L’ozone est un polluant qui a la particularité de ne pas être émis directement par les activités humaines : ce sont ses précurseurs, d’autres gaz comme le méthane, les composés organiques volatils (dits « COV ») et les oxydes d’azotes (les « NOx »), qui sont, eux, émis par nos activités.
L’ozone est ensuite formé dans l’atmosphère dans des conditions météorologiques particulières : fortes températures et fort ensoleillement. Or de telles conditions météorologiques sont justement amenées à devenir plus fréquentes à l’avenir. Et l’été 2022 est venu le rappeler douloureusement avec 111 dépassements du seuil d’information constatés, et plus de 140 procédures préfectorales enclenchées pour atténuer ces pics.

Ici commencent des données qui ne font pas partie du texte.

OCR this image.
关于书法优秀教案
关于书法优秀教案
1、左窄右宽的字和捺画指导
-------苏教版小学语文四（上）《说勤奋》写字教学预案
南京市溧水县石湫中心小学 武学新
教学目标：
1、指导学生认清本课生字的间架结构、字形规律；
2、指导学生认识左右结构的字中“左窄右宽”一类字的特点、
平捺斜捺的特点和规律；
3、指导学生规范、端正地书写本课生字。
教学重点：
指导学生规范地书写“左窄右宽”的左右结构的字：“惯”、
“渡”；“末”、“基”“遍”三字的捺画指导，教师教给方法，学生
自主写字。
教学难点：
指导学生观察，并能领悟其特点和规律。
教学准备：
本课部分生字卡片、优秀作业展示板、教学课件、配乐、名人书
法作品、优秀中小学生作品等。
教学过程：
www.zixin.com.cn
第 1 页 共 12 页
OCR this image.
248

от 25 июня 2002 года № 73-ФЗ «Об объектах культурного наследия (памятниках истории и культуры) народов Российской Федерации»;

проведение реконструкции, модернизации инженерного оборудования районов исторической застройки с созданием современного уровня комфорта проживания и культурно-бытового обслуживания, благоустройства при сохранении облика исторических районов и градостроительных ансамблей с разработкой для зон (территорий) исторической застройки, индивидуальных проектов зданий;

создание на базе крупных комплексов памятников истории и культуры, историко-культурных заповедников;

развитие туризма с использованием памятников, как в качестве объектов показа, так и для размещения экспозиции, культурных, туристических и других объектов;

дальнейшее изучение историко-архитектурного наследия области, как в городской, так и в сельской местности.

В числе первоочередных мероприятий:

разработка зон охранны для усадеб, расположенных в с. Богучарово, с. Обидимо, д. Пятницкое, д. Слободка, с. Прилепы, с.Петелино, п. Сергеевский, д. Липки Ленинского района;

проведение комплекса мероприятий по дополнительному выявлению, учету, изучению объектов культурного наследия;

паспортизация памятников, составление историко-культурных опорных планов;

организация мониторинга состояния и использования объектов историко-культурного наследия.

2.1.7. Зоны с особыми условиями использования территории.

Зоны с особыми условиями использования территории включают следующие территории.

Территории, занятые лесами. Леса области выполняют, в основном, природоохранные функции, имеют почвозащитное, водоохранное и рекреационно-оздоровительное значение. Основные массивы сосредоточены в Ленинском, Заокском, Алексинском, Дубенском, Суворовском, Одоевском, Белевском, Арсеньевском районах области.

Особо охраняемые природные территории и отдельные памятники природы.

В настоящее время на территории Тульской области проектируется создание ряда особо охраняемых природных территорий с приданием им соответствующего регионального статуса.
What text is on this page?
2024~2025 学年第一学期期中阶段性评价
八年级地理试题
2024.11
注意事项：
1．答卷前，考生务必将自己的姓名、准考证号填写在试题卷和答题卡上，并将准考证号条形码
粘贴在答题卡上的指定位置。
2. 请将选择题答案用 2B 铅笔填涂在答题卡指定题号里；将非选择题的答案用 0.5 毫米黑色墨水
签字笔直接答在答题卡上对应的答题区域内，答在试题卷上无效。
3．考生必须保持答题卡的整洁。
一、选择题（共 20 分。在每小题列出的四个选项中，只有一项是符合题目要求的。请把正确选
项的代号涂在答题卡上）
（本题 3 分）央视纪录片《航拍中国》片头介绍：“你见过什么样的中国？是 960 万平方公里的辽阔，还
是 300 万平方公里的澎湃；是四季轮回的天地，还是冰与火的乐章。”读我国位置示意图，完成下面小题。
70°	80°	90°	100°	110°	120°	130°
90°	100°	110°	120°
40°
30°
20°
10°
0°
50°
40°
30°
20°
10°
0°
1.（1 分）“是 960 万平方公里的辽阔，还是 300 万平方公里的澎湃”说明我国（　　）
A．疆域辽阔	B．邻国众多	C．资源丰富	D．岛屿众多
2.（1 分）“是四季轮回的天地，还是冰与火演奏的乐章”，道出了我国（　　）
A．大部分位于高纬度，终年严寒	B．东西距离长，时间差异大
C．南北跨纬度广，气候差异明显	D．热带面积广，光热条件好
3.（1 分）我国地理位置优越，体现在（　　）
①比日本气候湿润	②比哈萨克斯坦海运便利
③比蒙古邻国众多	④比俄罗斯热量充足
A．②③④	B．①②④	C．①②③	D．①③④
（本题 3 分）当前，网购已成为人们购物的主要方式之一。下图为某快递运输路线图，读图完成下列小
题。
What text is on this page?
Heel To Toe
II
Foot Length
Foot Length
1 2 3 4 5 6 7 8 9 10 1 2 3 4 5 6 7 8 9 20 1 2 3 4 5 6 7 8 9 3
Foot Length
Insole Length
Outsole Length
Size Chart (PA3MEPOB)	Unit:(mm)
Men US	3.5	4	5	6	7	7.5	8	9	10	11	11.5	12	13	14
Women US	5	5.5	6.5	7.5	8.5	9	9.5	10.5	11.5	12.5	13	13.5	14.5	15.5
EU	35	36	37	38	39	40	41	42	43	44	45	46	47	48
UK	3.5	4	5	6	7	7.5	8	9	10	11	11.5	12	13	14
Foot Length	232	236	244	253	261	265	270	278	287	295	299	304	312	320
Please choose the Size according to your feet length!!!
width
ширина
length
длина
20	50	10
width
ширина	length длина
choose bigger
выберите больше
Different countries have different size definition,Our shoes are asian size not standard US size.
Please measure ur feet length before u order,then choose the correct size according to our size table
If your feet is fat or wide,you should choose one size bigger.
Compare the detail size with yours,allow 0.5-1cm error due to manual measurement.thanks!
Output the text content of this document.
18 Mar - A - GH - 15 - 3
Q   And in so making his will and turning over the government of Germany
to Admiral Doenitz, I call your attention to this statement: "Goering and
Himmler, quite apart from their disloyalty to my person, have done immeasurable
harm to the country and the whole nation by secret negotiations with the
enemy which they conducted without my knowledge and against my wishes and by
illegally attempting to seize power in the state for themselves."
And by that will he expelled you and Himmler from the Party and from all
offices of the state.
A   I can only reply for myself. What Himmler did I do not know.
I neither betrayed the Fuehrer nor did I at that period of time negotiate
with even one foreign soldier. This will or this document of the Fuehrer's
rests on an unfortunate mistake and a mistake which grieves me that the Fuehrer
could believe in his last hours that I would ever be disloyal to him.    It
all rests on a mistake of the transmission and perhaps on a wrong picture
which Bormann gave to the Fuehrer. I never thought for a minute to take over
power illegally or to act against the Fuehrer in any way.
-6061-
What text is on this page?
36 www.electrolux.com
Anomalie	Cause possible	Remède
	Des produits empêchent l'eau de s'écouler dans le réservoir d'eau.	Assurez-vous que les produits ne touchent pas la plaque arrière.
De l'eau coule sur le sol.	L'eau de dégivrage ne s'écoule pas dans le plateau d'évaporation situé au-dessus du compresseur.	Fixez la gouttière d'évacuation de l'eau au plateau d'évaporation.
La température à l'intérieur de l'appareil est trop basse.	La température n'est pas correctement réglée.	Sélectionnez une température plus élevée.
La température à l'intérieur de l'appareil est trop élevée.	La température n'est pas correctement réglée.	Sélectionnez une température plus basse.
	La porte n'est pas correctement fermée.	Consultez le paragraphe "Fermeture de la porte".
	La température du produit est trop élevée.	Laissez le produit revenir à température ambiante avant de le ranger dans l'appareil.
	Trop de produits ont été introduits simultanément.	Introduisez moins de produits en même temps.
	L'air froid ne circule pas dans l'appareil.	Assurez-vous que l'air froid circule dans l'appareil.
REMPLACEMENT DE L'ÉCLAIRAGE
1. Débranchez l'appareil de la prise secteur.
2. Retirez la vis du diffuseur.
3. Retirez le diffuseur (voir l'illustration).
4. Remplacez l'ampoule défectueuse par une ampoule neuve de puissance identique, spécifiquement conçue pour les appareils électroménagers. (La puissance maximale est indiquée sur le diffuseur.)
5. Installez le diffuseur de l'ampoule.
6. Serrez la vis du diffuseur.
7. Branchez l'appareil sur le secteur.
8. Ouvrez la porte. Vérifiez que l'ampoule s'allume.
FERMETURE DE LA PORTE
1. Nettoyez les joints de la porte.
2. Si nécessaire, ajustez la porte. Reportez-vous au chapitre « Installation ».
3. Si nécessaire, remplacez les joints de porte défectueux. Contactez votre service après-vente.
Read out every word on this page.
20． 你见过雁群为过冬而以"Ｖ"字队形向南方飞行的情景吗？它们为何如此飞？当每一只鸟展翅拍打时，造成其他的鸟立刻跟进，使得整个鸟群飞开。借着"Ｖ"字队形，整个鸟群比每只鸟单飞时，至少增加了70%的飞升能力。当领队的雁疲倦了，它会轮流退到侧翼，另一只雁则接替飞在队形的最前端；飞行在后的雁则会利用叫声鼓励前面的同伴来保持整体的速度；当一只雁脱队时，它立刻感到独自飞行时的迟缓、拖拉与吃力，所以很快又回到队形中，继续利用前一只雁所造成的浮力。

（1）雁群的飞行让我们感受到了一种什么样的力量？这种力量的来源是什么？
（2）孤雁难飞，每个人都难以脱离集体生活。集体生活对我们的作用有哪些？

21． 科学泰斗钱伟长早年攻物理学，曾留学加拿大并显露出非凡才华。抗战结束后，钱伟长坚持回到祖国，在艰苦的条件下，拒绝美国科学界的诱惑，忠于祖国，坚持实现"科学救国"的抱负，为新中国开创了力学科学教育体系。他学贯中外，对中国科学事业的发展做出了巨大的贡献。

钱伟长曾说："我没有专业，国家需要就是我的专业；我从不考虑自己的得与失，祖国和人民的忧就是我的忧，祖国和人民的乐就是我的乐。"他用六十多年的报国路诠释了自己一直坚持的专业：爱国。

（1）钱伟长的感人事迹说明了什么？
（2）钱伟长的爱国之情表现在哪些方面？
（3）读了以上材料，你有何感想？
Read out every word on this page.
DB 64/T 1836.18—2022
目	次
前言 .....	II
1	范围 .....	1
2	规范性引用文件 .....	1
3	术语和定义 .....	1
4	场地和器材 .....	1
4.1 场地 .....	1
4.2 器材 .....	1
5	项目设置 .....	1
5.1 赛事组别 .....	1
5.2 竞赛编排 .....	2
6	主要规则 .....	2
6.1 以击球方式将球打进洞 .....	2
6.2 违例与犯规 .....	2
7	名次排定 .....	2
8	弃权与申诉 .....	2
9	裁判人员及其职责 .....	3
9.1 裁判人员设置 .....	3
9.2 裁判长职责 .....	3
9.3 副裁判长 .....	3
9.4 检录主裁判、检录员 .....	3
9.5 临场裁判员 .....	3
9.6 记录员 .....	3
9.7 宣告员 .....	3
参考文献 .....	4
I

Lorsque les conditions météorologiques propices à la formation d’ozone sont réunies, une chaîne de réactions chimiques complexes se met en place. Le rôle important de l’ensoleillement (qui déclenche la chaîne, en commençant par la photodissociation des oxydes d’azote) fait que le maximum de production d’ozone a lieu quotidiennement en début d’après-midi, tandis que la cinétique chimique provoque généralement des pics de concentration en aval des grandes villes où se concentrent les sources d’émission des précurseurs.
On trouvera donc en majorité les épisodes d’ozone l’été, l’après-midi, en périphérie des grandes villes.
À l’inverse, d’autres mécanismes chimiques peuvent réduire les concentrations d’ozone. Elles prédominent l’hiver, la nuit, et à proximité des sources d’émissions. On constatera donc un cycle diurne et saisonnier d’ozone prononcé, avec aussi – ce qui peut paraître paradoxal – des concentrations plus faibles à l’intérieur des grandes villes qu’à leur périphérie.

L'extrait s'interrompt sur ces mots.